Advantages of RAID Controllers
The controller architecture of hardware-based RAID is more expensive than software-based RAID, but increases system performance and is not subject to boot errors.
- Cache memory. Controller-based RAID usually provides additional dick cache memory, which accelerates RAID operations.
- Dedicated processing. Controller-based systems independently manage RAID configuration apart from the OS. And since the RAID controller does not require disk processing power, capacity and speed win out over software-only RAID.
- Lack of boot errors. And since software-only RAID is located on the OS, it is subject to boot errors that can compromise an entire array.

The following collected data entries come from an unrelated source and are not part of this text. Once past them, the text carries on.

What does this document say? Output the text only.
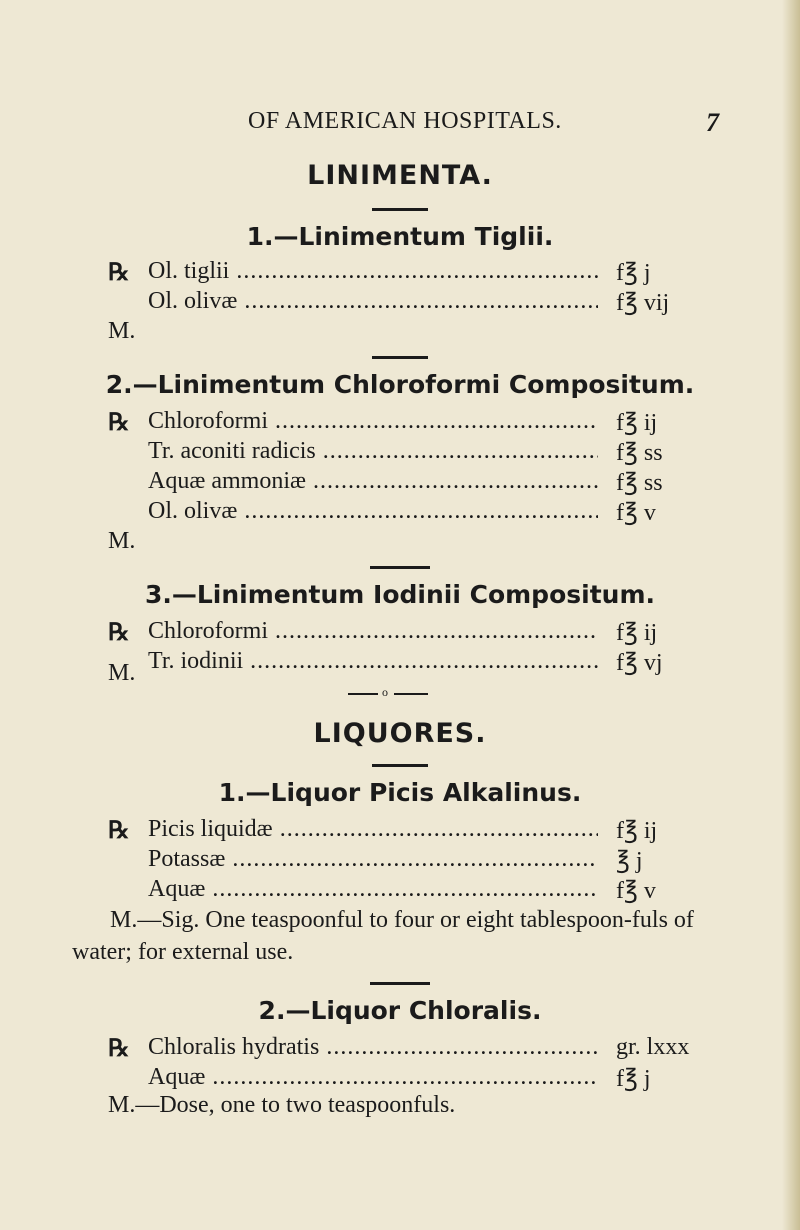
OF AMERICAN HOSPITALS.	7
LINIMENTA.
1.—Linimentum Tiglii.
℞ Ol. tiglii .....	f℥ j
Ol. olivæ .....	f℥ vij
M.
2.—Linimentum Chloroformi Compositum.
℞ Chloroformi .....	f℥ ij
Tr. aconiti radicis .....	f℥ ss
Aquæ ammoniæ .....	f℥ ss
Ol. olivæ .....	f℥ v
M.
3.—Linimentum Iodinii Compositum.
℞ Chloroformi .....	f℥ ij
Tr. iodinii .....	f℥ vj
M.
o
LIQUORES.
1.—Liquor Picis Alkalinus.
℞ Picis liquidæ .....	f℥ ij
Potassæ .....	℥ j
Aquæ .....	f℥ v
M.—Sig. One teaspoonful to four or eight tablespoon-fuls of water; for external use.
2.—Liquor Chloralis.
℞ Chloralis hydratis .....	gr. lxxx
Aquæ .....	f℥ j
M.—Dose, one to two teaspoonfuls.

Boot errors will not affect RAID controllers.
Not every environment makes sense for controller-based RAID. In a tightly budgeted storage environment, software-only RAID 0 will improve HDD performance and software-only RAID 1 will provide acceptable data redundancy.
However, in higher performance environments with compute-intensive arrays, hardware RAID 5/6 will provide better performance than software defined RAID. And if you need to scale-up to RAID 10, you will probably not find software-based alternatives.